Bluewater Wind is willing to take on some of the financial risk of building a wind-power farm off the Delaware coast. ...The Bluewater spokesman went on to suggest that it could be time to negotiate a deal between the Public Service Comission and Bluewater, rather than continue to deal with Delmarva. Delmarva spokesman Bill Yingling disagreed with that assessement. “Everything we have done has been in the interest of our ratepayers,” he said.
The topsy-turvy world of Delaware energy politics has taken another turn as the staff of the Public Service Commission pronounced an offshore wind proposal is too expensive. The PSC staff said Bluewater Wind's proposal to pass along the costs of commodities, such as steel for the turbine towers, was potentially too expensive for electricity customers. ...But the solution to that problem is to put a cap on costs. If the costs go above the cap, let Bluewater Wind absorb costs or -- if it's wildly expensive -- end the project.
A proposed offshore wind farm off the coast of Rehoboth Beach was dealt a serious setback Monday, after the Public Service Commission staff released a report criticizing the plans as too financially risky to ratepayers. The project, in its current form, could add as much as $55 to Delmarva ratepayers' monthly bills, the 91-page staff report said. The Delaware PSC staff lauded Bluewater for offering to add a significant amount of pollution-free electricity to the grid, but contended that the 150-turbine proposal is far different from the 200-turbine version Bluewater submitted last year. ...the staff calculated the new proposal results in a premium of $11.71 per megawatt hour.
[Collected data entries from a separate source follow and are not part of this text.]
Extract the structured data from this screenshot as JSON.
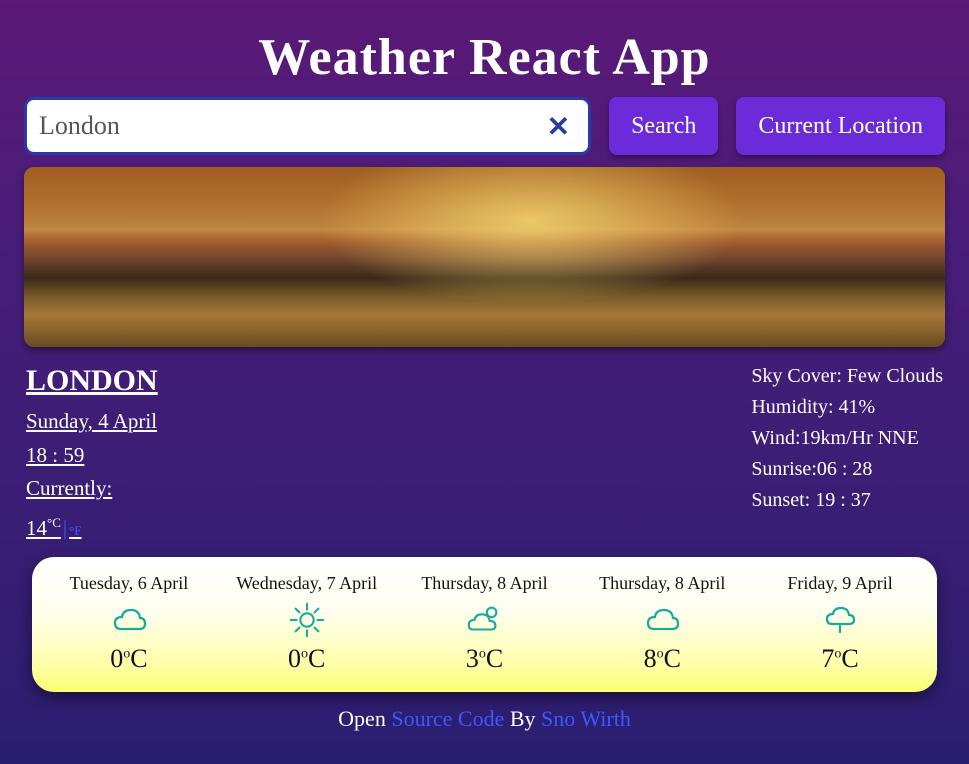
{
  "title": "Weather React App",
  "search": {
    "value": "London",
    "searchButton": "Search",
    "locationButton": "Current Location"
  },
  "current": {
    "city": "LONDON",
    "date": "Sunday, 4 April",
    "time": "18 : 59",
    "currentlyLabel": "Currently:",
    "temp": "14",
    "unitC": "°C",
    "unitF": "°F"
  },
  "details": {
    "skyLabel": "Sky Cover:",
    "skyValue": "Few Clouds",
    "humidityLabel": "Humidity:",
    "humidityValue": "41%",
    "windLabel": "Wind:",
    "windValue": "19km/Hr NNE",
    "sunriseLabel": "Sunrise:",
    "sunriseValue": "06 : 28",
    "sunsetLabel": "Sunset:",
    "sunsetValue": "19 : 37"
  },
  "forecast": [
    {
      "label": "Tuesday, 6 April",
      "icon": "cloud",
      "temp": "0°C"
    },
    {
      "label": "Wednesday, 7 April",
      "icon": "sun",
      "temp": "0°C"
    },
    {
      "label": "Thursday, 8 April",
      "icon": "partly",
      "temp": "3°C"
    },
    {
      "label": "Thursday, 8 April",
      "icon": "cloud",
      "temp": "8°C"
    },
    {
      "label": "Friday, 9 April",
      "icon": "rain",
      "temp": "7°C"
    }
  ],
  "footer": {
    "t1": "Open ",
    "link1": "Source Code",
    "t2": " By ",
    "link2": "Sno Wirth"
  }
}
That's a conservative estimate, the staff suggested. If commodities continue to increase in price as they have in recent years, coupled with a delay in construction, that could push the additional price per megawatt hour above $55, the report said.
A plan to make Delaware the site of the country's first offshore wind-powered electric generator could get scrapped. Delaware's Public Service Commission and the independent consultant it hired released reports Monday saying the project would be too expensive for customers and therefore recommended against a contract between wind energy company Bluewater Wind and electric utility Delmarva Power. It also recommended against a plan for a backup natural gas power plant. ..."Instead of ‘sharpening its pencil,' Bluewater has used the negotiations to dramatically escalate the potential cost of the project to Delmarva Power and its standard offer service ratepayers," the PSC report said. The PSC said that Bluewater's contract terms also shift all risk associated with the new price escalators and that a one-year delay further increases the ratepayers' risk for higher prices.
Delaware's Public Service Commission today is set to release its analysis of proposed contract terms between three energy companies for the country's first offshore wind-powered electrical generators. ..."Bluewater still believes that over the 25-year life of the project, a wind-hybrid project will save Delaware (electric) rate payers money because the market model for gas or other base load providers will cost more because of the carbon taxes related to climate change, global warming and sea level rise," Mr. Lanard said.